I think my funny has dried up this week, this is another fairly dry examination. Rather than bail out of this I am going to see this entry through to its tedious, unamusing conclusion, if you are looking for laughs I urge you to abandon this entry post haste, lest my position as Visconte de Hilariare be forever compromised in your eyes.


The amount of hours I have spent grinding away on role-playing games is no ones business. Final Fantasy VII and Pokemon Red were the first nails in a coffin which is now shut with so many nails that the coffin itself is more iron than wood. The soundtracks to franchises of Wild ARMs, Final Fantasy, Breath of Fire and Xenogears swirl on a neverending MIDI loop in my mind, and the plinks and plonks of Pokemon, Final Fantasy Tactics and Dragon Warrior Monster vibrate in my forearms.


Playing through the first stages of Final Fantasy IX I was delighted by the presence of the Rufus Welcoming March, a track originally composed for FFVII, which was clearly added to the game in order to delight empty nerds such as myself. "I was delighted".


However, as futile as it may feel to have sunk quite so many weeks into RPGs, I think there are important and valuable life lessons to be learnt from them.


RPGs reward the player for putting the work in, the main format of levelling up means you have to work to get better. Often in the actual games this takes the form of some quite tedious grafting (unless the battling system is done well, as in FFXII (my opinion)), but the overall ideal is quite practical, it essentially boils down to: if you want to do well, work hard. This is at odds with what usually gets touted in anime (and in a number of idealistic/simplistic stories) where an individual will be able to battle through and succeed simply on the basis of him/her being particularly just or good. The disillusionment from these stories is something I'm planning on looking at in more detail, so I will leave it for now. Suffice to say, having been attacked for no reason by two brainless gimps I can conclusively deny the inspiring second-wind that seems to infuse those who are in the right. Either that or I was the baddie in that situation, which is impossible as I am the main character.


So it seems I am regressing of late, I have reacquainted myself with wrestling, started playing late 90s PS1 RPGs again and having shaved this afternoon I realised I had chosen to go shave down to sideburns, which were my original choice from back when bumfluff was first gracing my cheeks.
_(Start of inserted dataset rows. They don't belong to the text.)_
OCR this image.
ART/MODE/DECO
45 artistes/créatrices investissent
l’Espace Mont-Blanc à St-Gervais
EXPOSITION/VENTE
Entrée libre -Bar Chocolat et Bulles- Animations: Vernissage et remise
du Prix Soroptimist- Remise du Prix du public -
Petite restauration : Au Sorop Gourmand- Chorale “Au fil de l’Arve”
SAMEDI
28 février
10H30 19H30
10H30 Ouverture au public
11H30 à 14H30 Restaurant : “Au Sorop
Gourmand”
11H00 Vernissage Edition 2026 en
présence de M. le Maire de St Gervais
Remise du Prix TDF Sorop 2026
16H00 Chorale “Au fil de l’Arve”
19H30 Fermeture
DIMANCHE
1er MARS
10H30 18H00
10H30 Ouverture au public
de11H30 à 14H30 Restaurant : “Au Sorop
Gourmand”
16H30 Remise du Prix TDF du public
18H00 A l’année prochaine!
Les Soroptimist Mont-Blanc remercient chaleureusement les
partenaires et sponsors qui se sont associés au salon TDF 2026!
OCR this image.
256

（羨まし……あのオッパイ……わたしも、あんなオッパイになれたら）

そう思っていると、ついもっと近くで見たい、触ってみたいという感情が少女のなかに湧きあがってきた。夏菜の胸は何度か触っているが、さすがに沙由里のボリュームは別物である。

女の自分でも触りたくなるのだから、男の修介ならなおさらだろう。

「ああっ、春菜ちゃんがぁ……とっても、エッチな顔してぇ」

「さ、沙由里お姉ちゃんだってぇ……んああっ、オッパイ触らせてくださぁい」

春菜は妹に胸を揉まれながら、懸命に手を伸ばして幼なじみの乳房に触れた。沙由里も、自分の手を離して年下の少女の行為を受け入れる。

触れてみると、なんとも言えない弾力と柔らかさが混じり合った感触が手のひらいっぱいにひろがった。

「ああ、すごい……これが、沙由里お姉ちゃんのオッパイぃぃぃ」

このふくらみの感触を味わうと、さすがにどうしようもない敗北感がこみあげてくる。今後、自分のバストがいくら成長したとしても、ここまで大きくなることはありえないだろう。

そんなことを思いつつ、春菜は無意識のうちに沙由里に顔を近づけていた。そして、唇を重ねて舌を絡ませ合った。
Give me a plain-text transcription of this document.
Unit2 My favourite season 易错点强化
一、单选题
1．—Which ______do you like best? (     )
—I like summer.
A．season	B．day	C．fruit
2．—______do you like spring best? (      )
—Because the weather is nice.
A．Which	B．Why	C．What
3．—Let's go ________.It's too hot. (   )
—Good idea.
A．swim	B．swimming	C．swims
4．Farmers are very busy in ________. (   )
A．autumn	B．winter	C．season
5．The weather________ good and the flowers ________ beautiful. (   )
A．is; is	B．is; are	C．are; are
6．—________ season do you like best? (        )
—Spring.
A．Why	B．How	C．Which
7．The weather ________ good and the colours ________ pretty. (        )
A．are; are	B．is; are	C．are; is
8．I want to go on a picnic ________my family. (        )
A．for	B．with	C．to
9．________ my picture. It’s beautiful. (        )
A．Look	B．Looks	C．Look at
After work today I am going to go slide down the banking on a piece of cardboard. That, of course, is a fabrication for comic effect, but I will do it soon, film it and it will become a sketch. I am not old enough for my puerility to be a starkly comic contrast, I just look childish. To such claims I would retort "I know you are, but what am I?".


I would love nothing more than to waste the entire evening tonight playing through Final Fantasy IX, but there is much editing to be done for the podcast tomorrow, and given that really I should also have edited one of our sketches by now, it will be a shocking betrayal of our hardworking DIY ethics to let the podcast slip aswell.


This will be the 26th week in an unbroken chain of slapdash audio silliness that we have released, our dedication to silly buggery has spanned around half a year, at this point it feels that our efforts are either highly admirable, or utterly delusional. The day they stop being released is the day we stop enjoying them, and there's not even a whisper of that point as of now, so admirable it is.


I am going to play Final Fantasy IX as well though. I can play it on the toilet. The future is indecent.